A typical German Pilsner that probably sits in the middle of the bunch, not outstanding, but then again, its far better than many. Sold as a four pack in 0.330ml long neck brown bottles with crown cap. 4.5% ABV website: www.pionier-glutenfrei.de (in German). The production brewery is part of the Radeberger Group. The beer is available countrywide (Germany only) through select supermarket chains.

Appearance/Aroma
It has a nice golden colour, fine carbonation and creamy head that doesn't linger overly long or lace particularly well. It has sweet overtones in the nose, reminiscent of cotton candy and caramel.

Body (Taste)
The candy, caramel aromas don't translate over into the taste.
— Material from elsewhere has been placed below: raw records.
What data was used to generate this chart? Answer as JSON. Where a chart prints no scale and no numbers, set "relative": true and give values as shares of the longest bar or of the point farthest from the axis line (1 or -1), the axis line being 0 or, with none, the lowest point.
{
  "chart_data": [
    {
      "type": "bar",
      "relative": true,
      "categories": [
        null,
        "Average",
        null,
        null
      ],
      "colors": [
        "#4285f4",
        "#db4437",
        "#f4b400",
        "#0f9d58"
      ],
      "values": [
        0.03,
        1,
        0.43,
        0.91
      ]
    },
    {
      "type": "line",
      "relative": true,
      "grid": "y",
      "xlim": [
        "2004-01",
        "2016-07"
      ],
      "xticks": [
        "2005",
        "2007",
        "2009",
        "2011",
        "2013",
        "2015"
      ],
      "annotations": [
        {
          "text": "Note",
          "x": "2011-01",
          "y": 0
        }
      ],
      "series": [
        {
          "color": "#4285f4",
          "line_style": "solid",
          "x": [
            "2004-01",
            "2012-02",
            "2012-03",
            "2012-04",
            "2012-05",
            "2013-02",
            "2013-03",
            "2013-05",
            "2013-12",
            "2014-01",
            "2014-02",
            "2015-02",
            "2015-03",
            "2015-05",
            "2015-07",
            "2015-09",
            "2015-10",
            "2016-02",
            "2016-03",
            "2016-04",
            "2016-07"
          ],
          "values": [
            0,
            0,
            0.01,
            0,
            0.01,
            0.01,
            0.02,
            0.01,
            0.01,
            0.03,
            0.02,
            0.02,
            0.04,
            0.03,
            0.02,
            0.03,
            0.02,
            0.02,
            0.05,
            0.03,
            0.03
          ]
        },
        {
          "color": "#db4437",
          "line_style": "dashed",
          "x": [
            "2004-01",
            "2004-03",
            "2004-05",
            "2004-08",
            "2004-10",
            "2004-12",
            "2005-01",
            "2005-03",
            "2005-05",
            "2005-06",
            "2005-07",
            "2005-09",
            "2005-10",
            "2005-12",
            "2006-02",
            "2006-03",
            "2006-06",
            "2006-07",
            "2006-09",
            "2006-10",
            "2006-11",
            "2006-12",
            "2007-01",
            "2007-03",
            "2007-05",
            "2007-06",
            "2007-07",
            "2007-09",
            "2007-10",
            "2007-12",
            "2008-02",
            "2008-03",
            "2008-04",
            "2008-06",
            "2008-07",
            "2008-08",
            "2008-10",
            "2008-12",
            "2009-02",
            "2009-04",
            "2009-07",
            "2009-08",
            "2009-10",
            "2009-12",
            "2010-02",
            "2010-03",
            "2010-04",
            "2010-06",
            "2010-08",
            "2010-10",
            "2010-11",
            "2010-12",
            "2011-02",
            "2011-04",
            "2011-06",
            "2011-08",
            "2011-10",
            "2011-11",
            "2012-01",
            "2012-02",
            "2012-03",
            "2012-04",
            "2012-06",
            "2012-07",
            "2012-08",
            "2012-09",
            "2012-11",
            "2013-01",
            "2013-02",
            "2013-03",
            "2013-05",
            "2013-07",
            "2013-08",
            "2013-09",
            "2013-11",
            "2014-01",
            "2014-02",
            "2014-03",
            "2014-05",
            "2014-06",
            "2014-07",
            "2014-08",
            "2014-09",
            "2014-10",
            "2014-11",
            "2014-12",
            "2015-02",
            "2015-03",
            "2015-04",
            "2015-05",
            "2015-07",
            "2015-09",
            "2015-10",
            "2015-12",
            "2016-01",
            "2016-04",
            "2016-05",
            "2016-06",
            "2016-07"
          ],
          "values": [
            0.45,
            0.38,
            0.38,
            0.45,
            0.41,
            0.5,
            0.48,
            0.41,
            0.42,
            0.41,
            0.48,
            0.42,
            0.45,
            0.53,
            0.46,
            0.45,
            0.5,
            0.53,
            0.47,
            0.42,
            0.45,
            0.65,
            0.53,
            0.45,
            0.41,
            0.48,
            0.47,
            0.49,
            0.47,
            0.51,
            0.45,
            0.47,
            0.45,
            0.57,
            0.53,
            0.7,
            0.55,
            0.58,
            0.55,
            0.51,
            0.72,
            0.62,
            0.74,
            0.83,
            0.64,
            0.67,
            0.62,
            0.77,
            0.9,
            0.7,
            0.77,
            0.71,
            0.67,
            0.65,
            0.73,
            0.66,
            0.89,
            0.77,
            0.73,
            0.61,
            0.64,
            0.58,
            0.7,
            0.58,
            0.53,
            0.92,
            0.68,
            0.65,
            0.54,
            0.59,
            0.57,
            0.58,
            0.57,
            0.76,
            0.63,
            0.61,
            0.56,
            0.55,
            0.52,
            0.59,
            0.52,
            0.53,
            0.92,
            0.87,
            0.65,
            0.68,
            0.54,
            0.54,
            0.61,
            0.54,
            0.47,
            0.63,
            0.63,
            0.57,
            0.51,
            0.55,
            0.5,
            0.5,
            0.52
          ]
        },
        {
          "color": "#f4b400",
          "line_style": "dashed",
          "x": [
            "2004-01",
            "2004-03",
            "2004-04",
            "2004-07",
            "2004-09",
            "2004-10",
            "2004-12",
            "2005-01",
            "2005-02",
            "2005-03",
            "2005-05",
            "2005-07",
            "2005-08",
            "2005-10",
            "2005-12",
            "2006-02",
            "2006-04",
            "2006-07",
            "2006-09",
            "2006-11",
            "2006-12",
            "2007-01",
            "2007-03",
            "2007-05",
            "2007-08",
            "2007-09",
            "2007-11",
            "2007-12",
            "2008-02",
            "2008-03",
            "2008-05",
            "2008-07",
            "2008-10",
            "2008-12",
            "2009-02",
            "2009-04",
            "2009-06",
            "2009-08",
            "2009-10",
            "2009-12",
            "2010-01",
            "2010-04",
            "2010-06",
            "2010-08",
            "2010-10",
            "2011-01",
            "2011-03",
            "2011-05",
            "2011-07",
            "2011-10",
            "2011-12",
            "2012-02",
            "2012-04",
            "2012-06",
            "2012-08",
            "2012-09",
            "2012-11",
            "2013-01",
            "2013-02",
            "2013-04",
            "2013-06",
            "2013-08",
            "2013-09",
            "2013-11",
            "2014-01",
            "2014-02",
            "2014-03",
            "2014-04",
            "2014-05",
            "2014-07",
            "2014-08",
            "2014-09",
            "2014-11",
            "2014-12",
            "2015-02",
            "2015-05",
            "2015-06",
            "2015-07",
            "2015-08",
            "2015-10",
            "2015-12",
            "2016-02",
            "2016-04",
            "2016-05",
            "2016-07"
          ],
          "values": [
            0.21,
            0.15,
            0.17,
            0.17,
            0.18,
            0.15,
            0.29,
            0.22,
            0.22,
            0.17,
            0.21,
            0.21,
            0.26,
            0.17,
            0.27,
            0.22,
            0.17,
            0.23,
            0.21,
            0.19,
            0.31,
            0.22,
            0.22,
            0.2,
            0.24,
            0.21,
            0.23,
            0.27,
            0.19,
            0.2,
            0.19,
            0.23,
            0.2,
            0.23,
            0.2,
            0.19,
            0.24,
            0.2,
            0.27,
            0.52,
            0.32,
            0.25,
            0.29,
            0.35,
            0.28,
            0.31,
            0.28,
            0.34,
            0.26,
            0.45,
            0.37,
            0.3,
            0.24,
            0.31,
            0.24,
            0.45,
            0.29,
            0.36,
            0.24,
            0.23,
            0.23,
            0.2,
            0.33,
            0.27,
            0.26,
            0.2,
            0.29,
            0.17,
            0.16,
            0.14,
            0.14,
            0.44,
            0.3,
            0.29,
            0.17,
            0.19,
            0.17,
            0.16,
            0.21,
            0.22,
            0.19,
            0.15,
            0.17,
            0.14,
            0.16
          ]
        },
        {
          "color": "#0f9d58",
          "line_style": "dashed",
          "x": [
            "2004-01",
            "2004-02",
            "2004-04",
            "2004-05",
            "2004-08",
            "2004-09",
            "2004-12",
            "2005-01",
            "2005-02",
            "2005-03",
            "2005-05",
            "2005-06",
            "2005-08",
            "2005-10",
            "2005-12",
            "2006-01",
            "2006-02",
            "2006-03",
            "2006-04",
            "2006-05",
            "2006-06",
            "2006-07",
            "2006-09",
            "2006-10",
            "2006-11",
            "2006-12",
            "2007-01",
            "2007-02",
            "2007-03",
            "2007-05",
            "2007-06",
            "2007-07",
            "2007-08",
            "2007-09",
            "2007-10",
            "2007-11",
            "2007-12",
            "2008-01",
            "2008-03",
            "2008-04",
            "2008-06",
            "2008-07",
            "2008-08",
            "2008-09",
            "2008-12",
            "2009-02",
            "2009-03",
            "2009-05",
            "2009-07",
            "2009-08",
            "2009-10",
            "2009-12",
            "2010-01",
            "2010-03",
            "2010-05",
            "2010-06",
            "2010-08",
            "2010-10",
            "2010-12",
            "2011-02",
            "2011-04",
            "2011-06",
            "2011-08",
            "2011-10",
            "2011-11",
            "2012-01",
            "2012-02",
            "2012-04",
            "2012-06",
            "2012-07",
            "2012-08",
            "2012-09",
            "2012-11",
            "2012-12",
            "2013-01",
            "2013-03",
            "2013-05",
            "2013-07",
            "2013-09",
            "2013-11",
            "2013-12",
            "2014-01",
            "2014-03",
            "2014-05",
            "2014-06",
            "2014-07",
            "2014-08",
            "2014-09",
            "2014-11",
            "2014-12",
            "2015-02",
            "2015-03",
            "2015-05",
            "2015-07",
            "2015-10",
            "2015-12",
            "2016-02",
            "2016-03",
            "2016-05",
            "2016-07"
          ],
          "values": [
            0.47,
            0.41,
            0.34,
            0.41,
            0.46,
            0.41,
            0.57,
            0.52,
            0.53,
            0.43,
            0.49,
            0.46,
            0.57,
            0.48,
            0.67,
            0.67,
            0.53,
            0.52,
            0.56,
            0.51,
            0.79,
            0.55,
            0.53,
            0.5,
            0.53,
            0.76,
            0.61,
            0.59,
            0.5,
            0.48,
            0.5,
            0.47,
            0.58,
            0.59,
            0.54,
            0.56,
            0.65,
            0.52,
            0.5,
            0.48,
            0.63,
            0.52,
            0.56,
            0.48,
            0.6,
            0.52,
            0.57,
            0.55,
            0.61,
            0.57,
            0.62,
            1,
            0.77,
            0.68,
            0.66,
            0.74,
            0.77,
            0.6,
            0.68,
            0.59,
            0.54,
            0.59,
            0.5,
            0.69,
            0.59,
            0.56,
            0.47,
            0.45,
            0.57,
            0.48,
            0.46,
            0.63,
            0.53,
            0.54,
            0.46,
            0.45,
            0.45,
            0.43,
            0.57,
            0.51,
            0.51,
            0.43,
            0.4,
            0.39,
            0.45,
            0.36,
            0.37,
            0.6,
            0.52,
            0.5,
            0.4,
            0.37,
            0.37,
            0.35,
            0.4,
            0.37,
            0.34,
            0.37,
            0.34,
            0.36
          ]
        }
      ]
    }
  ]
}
However, it does have an upfront malty sweetness with a touch of graininess in the back end. It finishes with a latent, lingering bitterness which is not particularly harsh, but it does leave you salivating, somewhat. 

Carbonation/Character
The carbonation is fine and lingers throughout the drinking of the glass, i.e. it doesn't gas off all that quickly . Its character is somewhat simple, seemingly being primarily a showcase for this new bread of gluten-free malt (_Kebari_), developed by CSIRO in Australia. IMO it has room to develop and become more complex as brewers become comfortable with the characteristics of this malt. 

Final Impressions
Preferring Pilsners with less sweetness, and more hop character, this beer will not make it to my, "Regulars List," however having gluten intolerant friends, I have no qualms about stocking this beer as an option to SHARE (i.e. I'd be happy to drink it too) when a party or bbq excuse comes around. Given its current character, it certainly makes itself a good candidate beer for cooking with, particularly in goulash, stews and other braises.


----------



## mr_wibble (28/4/16)

Is it possible to get Kebari malt locally?


----------



## Doc Tempest (24/5/16)

Not in Germany. Dunno about Oz either. I'd certainly like to try a few brews with it. That and Orkney "Bere" barley malt.


----------